While "The Thesis" is his second solo effort, The Ambassador is primarily known as a member of The Cross Movement. However, he pulls a Beyoncé here – of the 18 tracks on this album, there’s more than enough to justify playing this in your ride.
As on most rap projects, samples really kick up the hook, and the first track “Thesis Pieces” finds a child warbling “Jesus makes everything right” to lock in the chorus. The third track, “Amba-ss-ador” spells out a fantastically catchy, if not altogether original hook (think U-S-H-E-R). Overall, the choruses are faultless. … It’s the verses that tend to drag, perhaps due to the hefty task of professing a sophisticated gospel rather than girls and Hennessy in slang format.

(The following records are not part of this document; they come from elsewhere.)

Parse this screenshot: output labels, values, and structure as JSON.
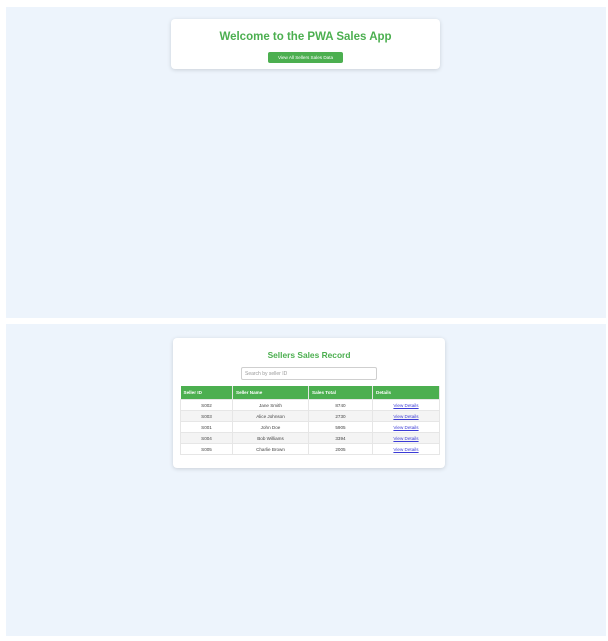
{
  "home": {
    "title": "Welcome to the PWA Sales App",
    "view_all_button": "View All Sellers Sales Data"
  },
  "records": {
    "title": "Sellers Sales Record",
    "search_placeholder": "Search by seller ID",
    "search_value": "",
    "columns": [
      "Seller ID",
      "Seller Name",
      "Sales Total",
      "Details"
    ],
    "rows": [
      {
        "id": "S002",
        "name": "Jane Smith",
        "total": "8740",
        "details": "View Details"
      },
      {
        "id": "S003",
        "name": "Alice Johnson",
        "total": "2730",
        "details": "View Details"
      },
      {
        "id": "S001",
        "name": "John Doe",
        "total": "5905",
        "details": "View Details"
      },
      {
        "id": "S004",
        "name": "Bob Williams",
        "total": "3394",
        "details": "View Details"
      },
      {
        "id": "S005",
        "name": "Charlie Brown",
        "total": "2005",
        "details": "View Details"
      }
    ]
  },
  "colors": {
    "accent": "#4caf50",
    "page_background": "#edf4fc",
    "link": "#3b3bd6"
  }
}
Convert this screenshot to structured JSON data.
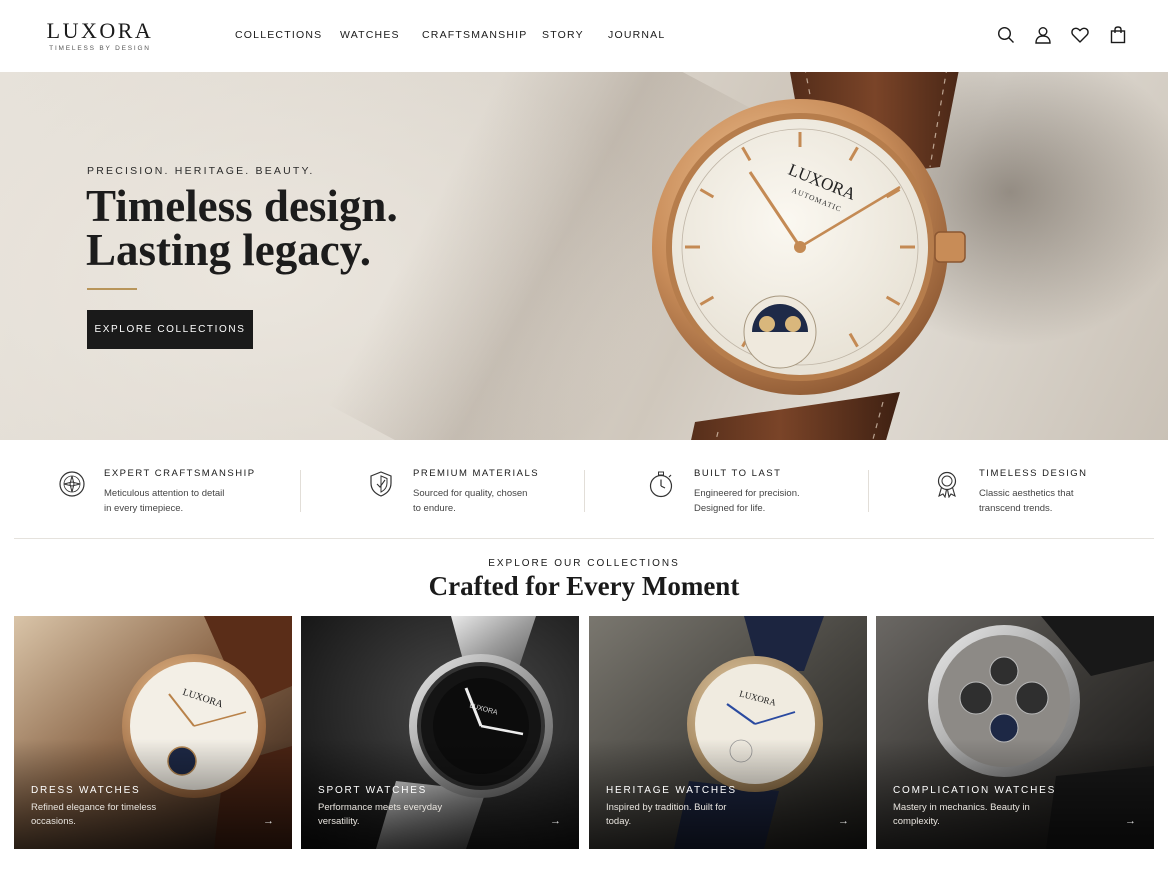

The next highlight is “Song For You,” a tune with a predilection for a staticky Bone Thugs ‘N Harmony before it slams into “Psych! Didn’t think it was a slow jam, did ya?” Other gems are “Feels Good,” an R&B-tinged collaboration with Dá Truth and S•O•U•L where The Ambassador hits his stride with close-shaven lyrical invention, and the poignant “My Clothes, My Hair,” which reflects the ever-present struggle with body image: “Can he love me/ Will he even care/ when he sees my clothes/ or when he sees my hair?” And the ebullient hooks on “Oh Wretched Man” and “Back Home” are some of The Ambassador’s finest moments.
Listeners may or may not appreciate the disc’s multiple pop culture references, but at least The Ambassador knows his Louis Vuitton and Snoop Dogg. “Ma, you don’t have to drop it like it’s hot,” he consoles on “Get You Open.”
The Ambassador could rap more briskly, pop his syllables and tighten up his rhymes a bit, but he is more than easy on the ears. The beats are energetic, at times addictive, and many would argue this offering manifests the most authentic rap presence since GRITS’ latest disc.